This month most people in the States will be observing their Covid-19 anniversary. It’s the last day they went into the office, the last time they ate inside a restaurant, the last time they went to a bar with friends.
My anniversary is March 16th.
That was the last day that the library I work at was open “normally.” I use quotes because even though we were open for our normal hours of operations and people weren’t required to wear masks yet, some changes had already started to happen. We’d taken out the seating and the soft toys, had gone to touchless checkouts, were sanitizing everything, and were washing every item that had been returned with bleach water. That last day was a mad house because the state lockdown was looming and we all knew it.
Our library director along with the board had decided that if the schools closed for spring break early, then the library would close as well, and that’s what happened. That Friday, the governor ordered the lockdown.
And now here we are, a year later.
Over on my Twitter timeline, I saw people starting in late February warning folks about their Covid anniversary, how it might hit them harder than they thought it would. I thought that made sense. Some people were harder hit by the pandemic than others. I consider myself one of the luckier ones. I didn’t lose my job. In fact, I got paid when the library shut down and I was paid my regular hours when I was working much less than that once we were allowed back into the building. I haven’t had Covid (yet) and I haven’t lost anyone to it (yet), though I know many of my friends have. I didn’t think my Covid anniversary would be much of a big deal.
At the monthly meeting, our director said that we were going to do a small acknowledgment among the staff for our Covid anniversary, a thank you to all of us for being so flexible over the past year, which I think is great. We’ve all been busting our asses to serve our patrons during a difficult time. It’s nice to work for people who recognize that.
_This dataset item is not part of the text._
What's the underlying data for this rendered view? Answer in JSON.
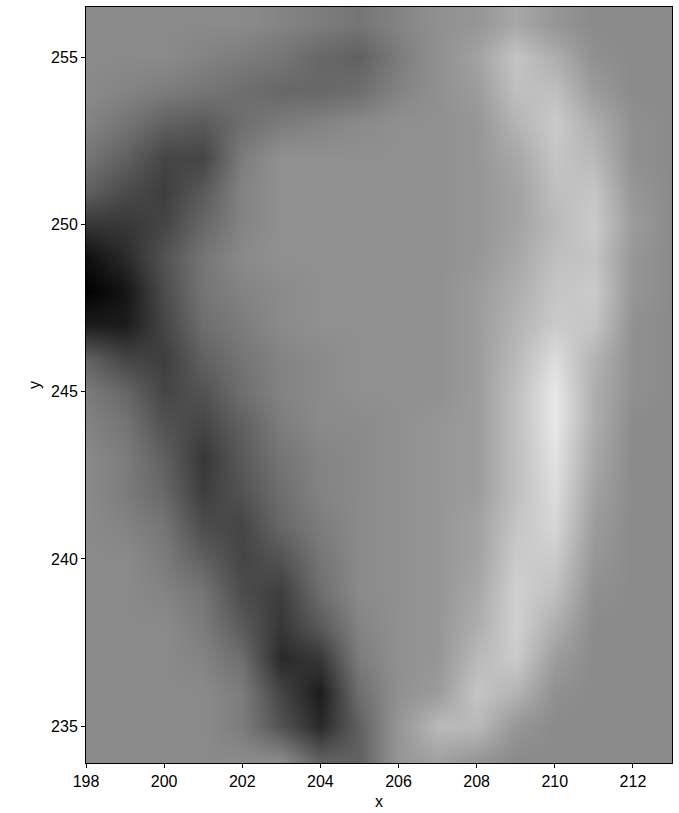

In the past week, as other people I know have been celebrating their Covid anniversaries, I’ve been working harder and harder to convince myself that mine isn’t a big deal. Because I’m feeling it more and more.
I’ve hit a couple of walls during the pandemic. Just splat into the brick of exhaustion, of frustration, of anxiety, of I-want-to be-done-now-thank-you. And I realize that I’m hitting yet another brick wall just in time for my anniversary. Maybe it’s because of the anniversary itself. Maybe it’s because now instead of arguing with people who don’t want to wear a mask because they think this whole pandemic thing is bullshit but we’re still requiring masks according to the CDC guidelines, I get to argue with people who don’t want to wear a mask because they’ve been vaccinated but we’re still requiring masks according to the CDC guidelines. Maybe it’s because with the vaccination, the end is in sight and I want so badly to time-jump to that point. Whatever it is, I am tired of this pandemic and everyone in it and I am splatting against this wall with all I have.
I, like everyone else, am done.
And, like many people, I am looking forward to the end of this.
I don’t want to celebrate a second anniversary.